We investigate aspects of entropy-based moment closures which are used to simplify kinetic models of particle systems. Closures of this type use variational principles to formally generate balance laws for velocity moments of a kinetic density. These balance laws form a symmetric hyperbolic system of partial differential equations that satisfies an analog of Boltzmann's famous H-Theorem. However, in spite of this elegant structure, practical implementation of entropy-based closures requires that several analytical and computational issues be settled.

Our presentation is devoted to the development of electron transport models in semiconductor devices. In this context, balance laws for velocity moments are generally referred to as hydrodynamic models.
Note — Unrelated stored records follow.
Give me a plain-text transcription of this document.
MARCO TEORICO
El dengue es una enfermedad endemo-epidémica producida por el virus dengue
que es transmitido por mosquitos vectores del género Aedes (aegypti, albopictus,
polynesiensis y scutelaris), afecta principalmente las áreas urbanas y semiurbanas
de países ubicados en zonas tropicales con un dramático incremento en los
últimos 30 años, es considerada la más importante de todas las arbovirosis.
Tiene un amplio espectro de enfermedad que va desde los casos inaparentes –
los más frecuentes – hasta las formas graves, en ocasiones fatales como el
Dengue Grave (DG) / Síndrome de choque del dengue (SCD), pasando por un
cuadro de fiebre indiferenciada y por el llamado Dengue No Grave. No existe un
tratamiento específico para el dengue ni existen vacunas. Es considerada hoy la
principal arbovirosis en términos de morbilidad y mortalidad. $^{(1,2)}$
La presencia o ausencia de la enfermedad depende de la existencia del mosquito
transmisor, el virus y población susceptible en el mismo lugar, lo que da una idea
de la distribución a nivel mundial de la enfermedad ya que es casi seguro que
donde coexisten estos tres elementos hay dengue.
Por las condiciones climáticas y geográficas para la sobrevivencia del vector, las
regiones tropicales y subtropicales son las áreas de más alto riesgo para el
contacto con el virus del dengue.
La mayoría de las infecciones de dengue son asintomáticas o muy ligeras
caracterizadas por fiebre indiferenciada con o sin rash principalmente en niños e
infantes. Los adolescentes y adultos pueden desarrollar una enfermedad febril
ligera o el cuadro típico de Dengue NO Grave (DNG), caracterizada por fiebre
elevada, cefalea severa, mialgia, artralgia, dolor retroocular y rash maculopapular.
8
Such models provide a reasonable alternative to kinetic and Monte Carlo approaches, which are usually expensive, and the well-known drift-diffusion model, which is much simpler but a has a limited range of validity.

We first analyze the minimization problem that defines the entropy closure. It is known that there are physically relevant cases for which this problem is ill-posed. Using a dual formulation, we find so-called complementary slackness conditions which give a geometric interpretation of ill-posed cases in terms of the Lagrange multipliers of the minimization problem. Under reasonable assumptions, we show that these cases are rare in a very precise sense.

We also develop pertubations of well-posed entropy-based closures, thereby making them useful for modeling systems with heat flux and anisotropic stress. Heat flux has long been known to be an important component of electron transport in semiconductors. However, we also observe that anisotropy in the stress tensor also plays an important role in regions of high electric field. This conclusion is made based on our simulations of two different devices.

Finally, we devise a new split scheme for hydrodynamic models. The splitting is based on the balance of forces in the hydrodynamic model that recovers the drift-diffusion equation in the asymptotic limit of small mean-free-path. This scheme removes numerically stiffness and excessive dissipation typically associated with standard shock-capturing schemes in the drift-diffusion limit. In addition, it significantly reduces numerical current oscillations near material junctions.